Este hombre agregó que "gracias a Dios hace varios meses tengo la posibilidad de venir acá y además de que me brindan la comida, tengo la posibilidad de aprender muchas cosas, porque siempre nos enseñan a cuidar nuestro cuerpo y muchas otras cosas más".

Por su parte Selene Guerrero, coordinadora de uno de estos centros, señaló que la idea de estos lugares es tratar de devolverle a estos adultos mayores algo de lo que la suerte, las malas relaciones familiares y la falta de oportunidades, les arrebató.

"Tenemos el funcionamiento de los dos servicios. Estas personas mayores toman sus alimentos y luego realizan varias actividades (...) hay personas de alta vulnerabilidad por abandono de sus familiares que requieren mayor cuidado de parte nuestra", aseguró.

La mujer dijo que "pueden llegar personas diferentes y todo depende de la prioridad, pero lo que queremos es que estas personas tengan una posibilidad de estar acompañados y de compartir momentos felices".

Arturo Serna es otro de los cientos de casos que todos los que pasan por este lugar. Este abuelo de 77 años vive solo en una pieza del barrio Quiroga, en el sur de Bogotá, desde hace más de 30 por una decepción amorosa. Su esposa  lo dejó y se llevó a sus hijos y de paso a su vida, porque asegura que desde ese momento nuca volvió a ser el mismo.

"Eso pasó hace mucho rato y ella la verdad me dejó por otra persona y mis hijos se fueron con ella... no quise volver a preocuparme de mi pasado y no quise saber nada de ellos y me fui solo para una pieza y vivo acá cerca", cuenta.

Don Arturo dice que aunque no es feliz vive tranquilo y que este centro le ha ayudado a salir del encierro en el que estaba.

"Vivo solo pero me siento muy realizado, porque acá me orientan, me capacitan, me alimentan y nos ayudan también a reflexionar sobre nuestra vida y lo que hacemos todos los días (...) no vivo feliz pero sí tranquilo", precisó.

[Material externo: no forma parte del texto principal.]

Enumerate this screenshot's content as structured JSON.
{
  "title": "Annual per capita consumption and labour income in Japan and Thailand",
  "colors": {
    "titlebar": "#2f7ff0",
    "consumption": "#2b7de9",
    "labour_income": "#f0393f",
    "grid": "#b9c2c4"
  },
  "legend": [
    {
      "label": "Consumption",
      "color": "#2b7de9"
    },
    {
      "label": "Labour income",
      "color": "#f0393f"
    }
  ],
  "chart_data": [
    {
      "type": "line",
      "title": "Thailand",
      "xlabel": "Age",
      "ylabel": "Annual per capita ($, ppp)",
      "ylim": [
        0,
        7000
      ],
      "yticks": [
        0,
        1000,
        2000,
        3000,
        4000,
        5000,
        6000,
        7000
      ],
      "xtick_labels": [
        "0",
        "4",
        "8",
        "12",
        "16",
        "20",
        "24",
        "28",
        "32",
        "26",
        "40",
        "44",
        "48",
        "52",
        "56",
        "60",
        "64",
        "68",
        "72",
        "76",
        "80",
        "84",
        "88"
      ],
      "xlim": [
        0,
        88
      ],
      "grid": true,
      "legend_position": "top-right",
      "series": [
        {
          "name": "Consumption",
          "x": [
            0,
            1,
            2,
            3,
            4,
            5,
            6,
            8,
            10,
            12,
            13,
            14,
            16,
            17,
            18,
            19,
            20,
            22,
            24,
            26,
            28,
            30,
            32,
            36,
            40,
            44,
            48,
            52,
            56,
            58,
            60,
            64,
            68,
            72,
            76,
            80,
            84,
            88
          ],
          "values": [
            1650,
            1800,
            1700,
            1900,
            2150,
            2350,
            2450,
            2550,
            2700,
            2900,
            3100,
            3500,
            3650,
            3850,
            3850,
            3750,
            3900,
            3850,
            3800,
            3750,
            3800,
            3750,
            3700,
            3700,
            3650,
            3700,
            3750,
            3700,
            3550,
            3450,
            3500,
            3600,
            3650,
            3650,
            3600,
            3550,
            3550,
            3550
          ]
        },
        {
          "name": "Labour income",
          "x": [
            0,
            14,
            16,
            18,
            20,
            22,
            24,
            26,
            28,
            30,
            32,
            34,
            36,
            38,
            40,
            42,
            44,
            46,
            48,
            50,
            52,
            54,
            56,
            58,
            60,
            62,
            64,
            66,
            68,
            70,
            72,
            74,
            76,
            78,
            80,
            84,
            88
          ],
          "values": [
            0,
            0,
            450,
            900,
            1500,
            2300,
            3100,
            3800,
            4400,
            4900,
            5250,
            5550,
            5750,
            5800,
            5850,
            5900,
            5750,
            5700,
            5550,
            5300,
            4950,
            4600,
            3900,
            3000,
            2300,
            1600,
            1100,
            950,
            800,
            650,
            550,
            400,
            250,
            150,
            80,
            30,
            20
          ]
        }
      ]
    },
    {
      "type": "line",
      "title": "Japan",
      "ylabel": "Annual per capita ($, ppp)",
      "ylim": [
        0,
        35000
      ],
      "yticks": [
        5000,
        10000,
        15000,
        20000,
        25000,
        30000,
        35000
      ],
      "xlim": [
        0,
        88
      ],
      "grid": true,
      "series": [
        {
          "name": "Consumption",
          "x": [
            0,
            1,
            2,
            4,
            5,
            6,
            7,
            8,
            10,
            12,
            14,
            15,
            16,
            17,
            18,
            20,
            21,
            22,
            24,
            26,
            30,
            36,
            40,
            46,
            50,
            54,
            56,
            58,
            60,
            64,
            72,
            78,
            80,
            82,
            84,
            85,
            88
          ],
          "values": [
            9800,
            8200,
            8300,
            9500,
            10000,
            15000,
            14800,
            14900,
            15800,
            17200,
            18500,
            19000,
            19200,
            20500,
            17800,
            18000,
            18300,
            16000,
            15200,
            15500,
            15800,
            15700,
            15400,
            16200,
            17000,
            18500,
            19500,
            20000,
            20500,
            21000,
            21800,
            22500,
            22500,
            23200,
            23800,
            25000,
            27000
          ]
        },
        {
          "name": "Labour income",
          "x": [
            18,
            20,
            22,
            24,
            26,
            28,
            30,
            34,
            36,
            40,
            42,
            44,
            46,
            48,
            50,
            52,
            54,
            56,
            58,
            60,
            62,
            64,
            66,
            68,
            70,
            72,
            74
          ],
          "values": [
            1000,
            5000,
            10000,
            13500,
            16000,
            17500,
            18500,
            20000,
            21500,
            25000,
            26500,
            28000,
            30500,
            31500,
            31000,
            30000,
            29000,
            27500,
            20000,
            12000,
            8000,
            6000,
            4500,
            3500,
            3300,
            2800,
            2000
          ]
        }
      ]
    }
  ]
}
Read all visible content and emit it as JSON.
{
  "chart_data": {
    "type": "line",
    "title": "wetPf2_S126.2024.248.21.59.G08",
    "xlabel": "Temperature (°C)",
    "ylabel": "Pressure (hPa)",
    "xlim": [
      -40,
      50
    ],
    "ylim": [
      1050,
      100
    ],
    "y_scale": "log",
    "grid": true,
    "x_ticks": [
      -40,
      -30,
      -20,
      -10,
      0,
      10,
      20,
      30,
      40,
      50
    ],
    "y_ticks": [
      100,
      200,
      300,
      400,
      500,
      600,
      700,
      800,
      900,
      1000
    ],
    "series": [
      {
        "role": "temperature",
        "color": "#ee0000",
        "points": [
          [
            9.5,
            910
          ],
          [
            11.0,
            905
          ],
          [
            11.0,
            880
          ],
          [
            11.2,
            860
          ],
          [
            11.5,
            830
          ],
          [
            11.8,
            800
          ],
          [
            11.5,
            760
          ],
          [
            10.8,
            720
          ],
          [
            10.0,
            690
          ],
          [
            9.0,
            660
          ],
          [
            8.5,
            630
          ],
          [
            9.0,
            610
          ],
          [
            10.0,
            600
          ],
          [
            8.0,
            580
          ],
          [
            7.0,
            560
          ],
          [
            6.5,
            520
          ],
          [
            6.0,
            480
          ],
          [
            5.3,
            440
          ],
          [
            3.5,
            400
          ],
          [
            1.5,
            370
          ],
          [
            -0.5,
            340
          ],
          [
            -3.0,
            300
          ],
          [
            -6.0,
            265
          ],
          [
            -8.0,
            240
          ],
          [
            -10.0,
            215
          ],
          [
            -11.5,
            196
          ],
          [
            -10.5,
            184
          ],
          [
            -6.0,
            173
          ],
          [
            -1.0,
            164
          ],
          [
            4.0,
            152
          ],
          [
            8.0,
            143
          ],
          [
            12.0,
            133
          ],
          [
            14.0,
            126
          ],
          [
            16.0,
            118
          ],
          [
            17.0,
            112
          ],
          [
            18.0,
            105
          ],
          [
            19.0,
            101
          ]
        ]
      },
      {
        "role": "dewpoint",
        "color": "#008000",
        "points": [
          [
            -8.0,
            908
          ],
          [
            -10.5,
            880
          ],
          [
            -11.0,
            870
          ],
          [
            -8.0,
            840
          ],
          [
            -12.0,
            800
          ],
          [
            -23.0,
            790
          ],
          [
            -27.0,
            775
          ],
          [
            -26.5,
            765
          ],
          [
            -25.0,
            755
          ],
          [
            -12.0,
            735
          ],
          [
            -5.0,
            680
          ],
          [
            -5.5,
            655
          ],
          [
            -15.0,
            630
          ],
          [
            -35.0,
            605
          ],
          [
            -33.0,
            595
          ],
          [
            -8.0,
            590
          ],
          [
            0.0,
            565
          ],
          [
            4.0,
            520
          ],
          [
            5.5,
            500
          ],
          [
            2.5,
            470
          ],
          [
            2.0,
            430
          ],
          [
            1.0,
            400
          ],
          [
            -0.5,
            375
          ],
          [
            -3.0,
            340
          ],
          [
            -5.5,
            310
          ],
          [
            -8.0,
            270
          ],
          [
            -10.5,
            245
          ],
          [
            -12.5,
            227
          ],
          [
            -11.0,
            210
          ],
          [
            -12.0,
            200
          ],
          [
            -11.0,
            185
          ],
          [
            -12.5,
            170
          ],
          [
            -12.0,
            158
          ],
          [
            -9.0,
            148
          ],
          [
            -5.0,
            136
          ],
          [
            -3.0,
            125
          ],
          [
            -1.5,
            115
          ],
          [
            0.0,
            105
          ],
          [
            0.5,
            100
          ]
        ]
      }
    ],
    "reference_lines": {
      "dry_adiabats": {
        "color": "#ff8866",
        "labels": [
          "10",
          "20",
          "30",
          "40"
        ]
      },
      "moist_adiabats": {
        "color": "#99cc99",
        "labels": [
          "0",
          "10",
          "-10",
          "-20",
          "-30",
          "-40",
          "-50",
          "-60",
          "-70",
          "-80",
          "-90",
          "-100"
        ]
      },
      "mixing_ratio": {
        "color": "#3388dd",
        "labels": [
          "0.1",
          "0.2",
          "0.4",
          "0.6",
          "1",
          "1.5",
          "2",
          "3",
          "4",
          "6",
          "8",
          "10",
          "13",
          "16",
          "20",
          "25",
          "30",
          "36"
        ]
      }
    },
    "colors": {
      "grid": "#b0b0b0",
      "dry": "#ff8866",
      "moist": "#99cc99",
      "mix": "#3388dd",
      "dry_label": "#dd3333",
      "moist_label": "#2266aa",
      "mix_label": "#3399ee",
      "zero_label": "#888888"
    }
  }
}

Expertos advierten que lo más preocupante es que en la mayoría de estos casos el común denominador es la ausencia de familias unidas, mientras advirtieron que la pobreza también juega un papel fundamental en esta situación.

"Hay que buscar que toda la sociedad tome conciencia hacia la persona mayor porque hemos venido encontrando que por dificultades familiares y por la ruptura de esos vínculos se han venido alejando de ellos y se pierde ese escenario", indicó el coordinador del proyecto, Marco Peña.

De acuerdo con una reciente encuesta del DANE,  278 mil personas en Bogotá se encuentran en condición de pobreza extrema y la capital del país es la segunda ciudad con los índices más altos, después del departamento del Atlántico.